Identität des Schützen unklar

Ebenso unklar sei, ob die Schützen in Russland im Umgang mit den Waffen ausgebildet wurden. Doch habe Moskau seine Bemühungen um eine Bewaffnung und Ausbildung der Separatisten in den vergangenen Wochen verstärkt - sogar noch nach dem Abschuss der Passagiermaschine der Malaysia Airlines.

Auf die Identität der mutmaßlichen Schützen angesprochen, antwortete einer der Geheimdienstler verhalten: "Wir kennen keine Namen, keinen Dienstgrad und sind uns auch nicht 100 Prozent über die Nationalität im Klaren."

Ermittlungen konzentrieren sich weiterhin auf Russland

Doch der nationale Sicherheitsberater Ben Rhodes sagte, die USA würden die Ermittlungen zu einer möglichen "direkten Verbindung" zwischen dem Raketenabschuss und Russland fortsetzen. Man sei der Ansicht, dass der russische Präsident Wladimir Putin und dessen Regierung eine Verantwortung für die Unterstützung der Separatisten habe, fügte Rhodes weiter.

Erst am Montag hatte US-Präsident Barack Obama erklärt, dass die Maschine der Malaysia Airlines über einem Territorium abgeschossen worden sei, das von russlandnahen Separatisten in der Ukraine kontrolliert werde. Zudem warf er Russland vor, die Rebellen trainiert und mit militärischem Gerät und Waffen ausgerüstet zu haben, darunter Flugabwehrraketen.

Flugschreiber an die Niederlande übergeben

Unterdessen haben niederländische Experten den Flugdatenschreiberübernommen.

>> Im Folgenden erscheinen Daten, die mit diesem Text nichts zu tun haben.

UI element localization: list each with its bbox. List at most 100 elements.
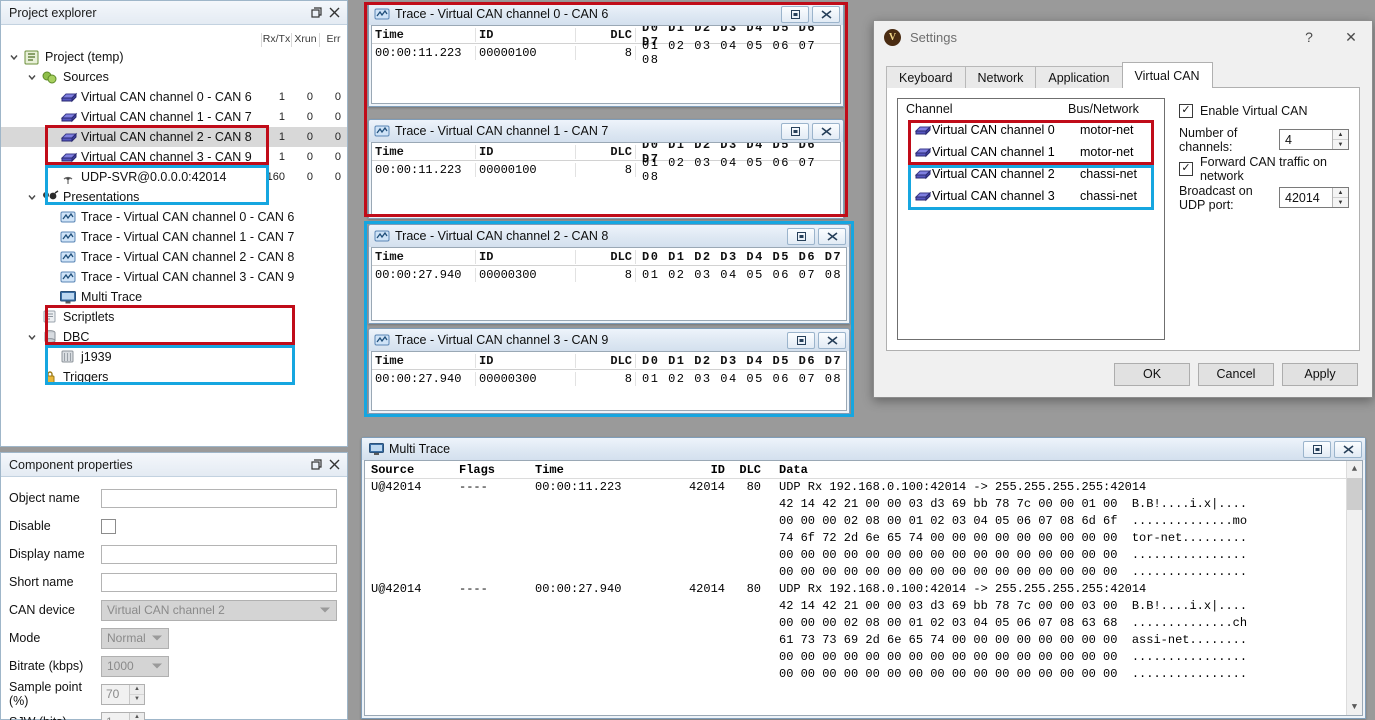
trace-grid[interactable]: Time ID DLC D0 D1 D2 D3 D4 D5 D6 D7 00:00:11…: [371, 142, 841, 216]
spin-down-icon[interactable]: ▼: [1333, 140, 1348, 149]
channel-row[interactable]: Virtual CAN channel 1 motor-net: [898, 141, 1164, 163]
multi-trace-row[interactable]: 74 6f 72 2d 6e 65 74 00 00 00 00 00 00 0…: [365, 530, 1362, 547]
close-icon[interactable]: [325, 456, 343, 474]
number-of-channels-stepper[interactable]: 4 ▲ ▼: [1279, 129, 1349, 150]
multi-trace-row[interactable]: 42 14 42 21 00 00 03 d3 69 bb 78 7c 00 0…: [365, 496, 1362, 513]
project-tree[interactable]: Project (temp) Sources Virtual CAN channel…: [1, 47, 347, 446]
chevron-down-icon[interactable]: [27, 192, 41, 202]
sample-point-spin-buttons[interactable]: ▲ ▼: [129, 684, 144, 704]
trace-row[interactable]: 00:00:27.940 00000300 8 01 02 03 04 05 06 0…: [372, 370, 846, 388]
tree-item[interactable]: Trace - Virtual CAN channel 1 - CAN 7: [1, 227, 347, 247]
display-name-input[interactable]: [101, 544, 337, 564]
multi-trace-row[interactable]: 00 00 00 00 00 00 00 00 00 00 00 00 00 0…: [365, 666, 1362, 683]
forward-traffic-checkbox[interactable]: ✓: [1179, 161, 1193, 176]
sjw-spin-buttons[interactable]: ▲ ▼: [129, 712, 144, 720]
scroll-down-icon[interactable]: ▼: [1347, 699, 1362, 715]
channel-table-rows[interactable]: Virtual CAN channel 0 motor-net Virtual CA…: [898, 119, 1164, 207]
restore-icon[interactable]: [307, 456, 325, 474]
scrollbar-thumb[interactable]: [1347, 478, 1362, 510]
object-name-input[interactable]: [101, 488, 337, 508]
chevron-down-icon[interactable]: [27, 72, 41, 82]
tree-item[interactable]: Project (temp): [1, 47, 347, 67]
tree-item[interactable]: UDP-SVR@0.0.0.0:42014 160 0 0: [1, 167, 347, 187]
close-button[interactable]: [818, 227, 846, 245]
multi-trace-row[interactable]: 00 00 00 00 00 00 00 00 00 00 00 00 00 0…: [365, 649, 1362, 666]
close-button[interactable]: [818, 331, 846, 349]
spin-up-icon[interactable]: ▲: [1333, 130, 1348, 140]
trace-row[interactable]: 00:00:11.223 00000100 8 01 02 03 04 05 06 0…: [372, 39, 840, 67]
short-name-input[interactable]: [101, 572, 337, 592]
spin-up-icon[interactable]: ▲: [130, 712, 144, 720]
spin-up-icon[interactable]: ▲: [130, 684, 144, 695]
mode-select[interactable]: Normal: [101, 627, 169, 649]
apply-button[interactable]: Apply: [1282, 362, 1358, 386]
multi-trace-row[interactable]: U@42014 ---- 00:00:11.223 42014 80 UDP Rx 192…: [365, 479, 1362, 496]
enable-virtual-can-checkbox[interactable]: ✓: [1179, 103, 1193, 118]
channel-row[interactable]: Virtual CAN channel 0 motor-net: [898, 119, 1164, 141]
restore-button[interactable]: [781, 122, 809, 140]
tree-item[interactable]: Virtual CAN channel 2 - CAN 8 1 0 0: [1, 127, 347, 147]
tree-item[interactable]: Multi Trace: [1, 287, 347, 307]
cancel-button[interactable]: Cancel: [1198, 362, 1274, 386]
bitrate-select[interactable]: 1000: [101, 655, 169, 677]
tab-keyboard[interactable]: Keyboard: [886, 66, 966, 88]
multi-trace-row[interactable]: 00 00 00 00 00 00 00 00 00 00 00 00 00 0…: [365, 547, 1362, 564]
restore-button[interactable]: [787, 331, 815, 349]
close-button[interactable]: [1334, 440, 1362, 458]
restore-button[interactable]: [787, 227, 815, 245]
spin-down-icon[interactable]: ▼: [1333, 198, 1348, 207]
tree-item[interactable]: Sources: [1, 67, 347, 87]
tab-virtual-can[interactable]: Virtual CAN: [1121, 62, 1213, 88]
restore-icon[interactable]: [307, 4, 325, 22]
tree-item[interactable]: Trace - Virtual CAN channel 2 - CAN 8: [1, 247, 347, 267]
multi-trace-row[interactable]: 00 00 00 02 08 00 01 02 03 04 05 06 07 0…: [365, 615, 1362, 632]
trace-grid[interactable]: Time ID DLC D0 D1 D2 D3 D4 D5 D6 D7 00:00:27…: [371, 351, 847, 411]
tree-item[interactable]: Scriptlets: [1, 307, 347, 327]
trace-grid[interactable]: Time ID DLC D0 D1 D2 D3 D4 D5 D6 D7 00:00:11…: [371, 25, 841, 104]
close-icon[interactable]: ✕: [1330, 22, 1372, 53]
tree-item[interactable]: Virtual CAN channel 1 - CAN 7 1 0 0: [1, 107, 347, 127]
settings-tabstrip[interactable]: Keyboard Network Application Virtual CAN: [886, 62, 1360, 88]
multi-trace-row[interactable]: 42 14 42 21 00 00 03 d3 69 bb 78 7c 00 0…: [365, 598, 1362, 615]
tree-item[interactable]: Trace - Virtual CAN channel 3 - CAN 9: [1, 267, 347, 287]
chevron-down-icon[interactable]: [9, 52, 23, 62]
number-of-channels-spin-buttons[interactable]: ▲ ▼: [1332, 130, 1348, 149]
channel-row[interactable]: Virtual CAN channel 2 chassi-net: [898, 163, 1164, 185]
broadcast-port-spin-buttons[interactable]: ▲ ▼: [1332, 188, 1348, 207]
channel-row[interactable]: Virtual CAN channel 3 chassi-net: [898, 185, 1164, 207]
sjw-stepper[interactable]: 1 ▲ ▼: [101, 711, 145, 720]
close-button[interactable]: [812, 5, 840, 23]
spin-down-icon[interactable]: ▼: [130, 694, 144, 704]
ok-button[interactable]: OK: [1114, 362, 1190, 386]
multi-trace-row[interactable]: 00 00 00 02 08 00 01 02 03 04 05 06 07 0…: [365, 513, 1362, 530]
multi-trace-row[interactable]: 00 00 00 00 00 00 00 00 00 00 00 00 00 0…: [365, 564, 1362, 581]
close-button[interactable]: [812, 122, 840, 140]
multi-trace-row[interactable]: U@42014 ---- 00:00:27.940 42014 80 UDP Rx 192…: [365, 581, 1362, 598]
chevron-down-icon[interactable]: [27, 332, 41, 342]
restore-button[interactable]: [1303, 440, 1331, 458]
tree-item[interactable]: Virtual CAN channel 3 - CAN 9 1 0 0: [1, 147, 347, 167]
scroll-up-icon[interactable]: ▲: [1347, 461, 1362, 477]
tree-item[interactable]: Virtual CAN channel 0 - CAN 6 1 0 0: [1, 87, 347, 107]
tree-item[interactable]: Trace - Virtual CAN channel 0 - CAN 6: [1, 207, 347, 227]
disable-checkbox[interactable]: [101, 518, 116, 534]
tree-item[interactable]: Triggers: [1, 367, 347, 387]
tree-item[interactable]: DBC: [1, 327, 347, 347]
multi-trace-rows[interactable]: U@42014 ---- 00:00:11.223 42014 80 UDP Rx 192…: [365, 479, 1362, 683]
restore-button[interactable]: [781, 5, 809, 23]
channel-table[interactable]: Channel Bus/Network Virtual CAN channel …: [897, 98, 1165, 340]
trace-grid[interactable]: Time ID DLC D0 D1 D2 D3 D4 D5 D6 D7 00:00:27…: [371, 247, 847, 321]
broadcast-port-stepper[interactable]: 42014 ▲ ▼: [1279, 187, 1349, 208]
tab-network[interactable]: Network: [964, 66, 1037, 88]
trace-row[interactable]: 00:00:27.940 00000300 8 01 02 03 04 05 06 0…: [372, 266, 846, 284]
tree-item[interactable]: j1939: [1, 347, 347, 367]
tree-item[interactable]: Presentations: [1, 187, 347, 207]
forward-traffic-row[interactable]: ✓ Forward CAN traffic on network: [1179, 155, 1349, 183]
multi-trace-row[interactable]: 61 73 73 69 2d 6e 65 74 00 00 00 00 00 0…: [365, 632, 1362, 649]
trace-row[interactable]: 00:00:11.223 00000100 8 01 02 03 04 05 06 0…: [372, 156, 840, 184]
close-icon[interactable]: [325, 4, 343, 22]
tab-application[interactable]: Application: [1035, 66, 1123, 88]
can-device-select[interactable]: Virtual CAN channel 2: [101, 599, 337, 621]
multi-trace-scrollbar[interactable]: ▲ ▼: [1346, 461, 1362, 715]
sample-point-stepper[interactable]: 70 ▲ ▼: [101, 683, 145, 705]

Vertreter Malaysias hätten ihn am Kiewer Flughafen übergeben, teilte das niederländische Außenministerium in Den Haag mit. Die prorussischen Separatisten hatten das Gerät zuvor ausgehändigt.

Auf Bitten der Niederlande sollen britische Experten die Flugschreiber im südenglischen Farnborough auswerten. Die Niederlande hatten zuvor die Leitung der internationalen Untersuchung zur Absturzursache von Flug MH17 übernommen.

Beim Absturz der Malaysia-Airlines-Maschine kamen am vergangenen Donnerstag alle 298 Menschen an Bord ums Leben. Fast zwei Drittel der Insassen waren Niederländer.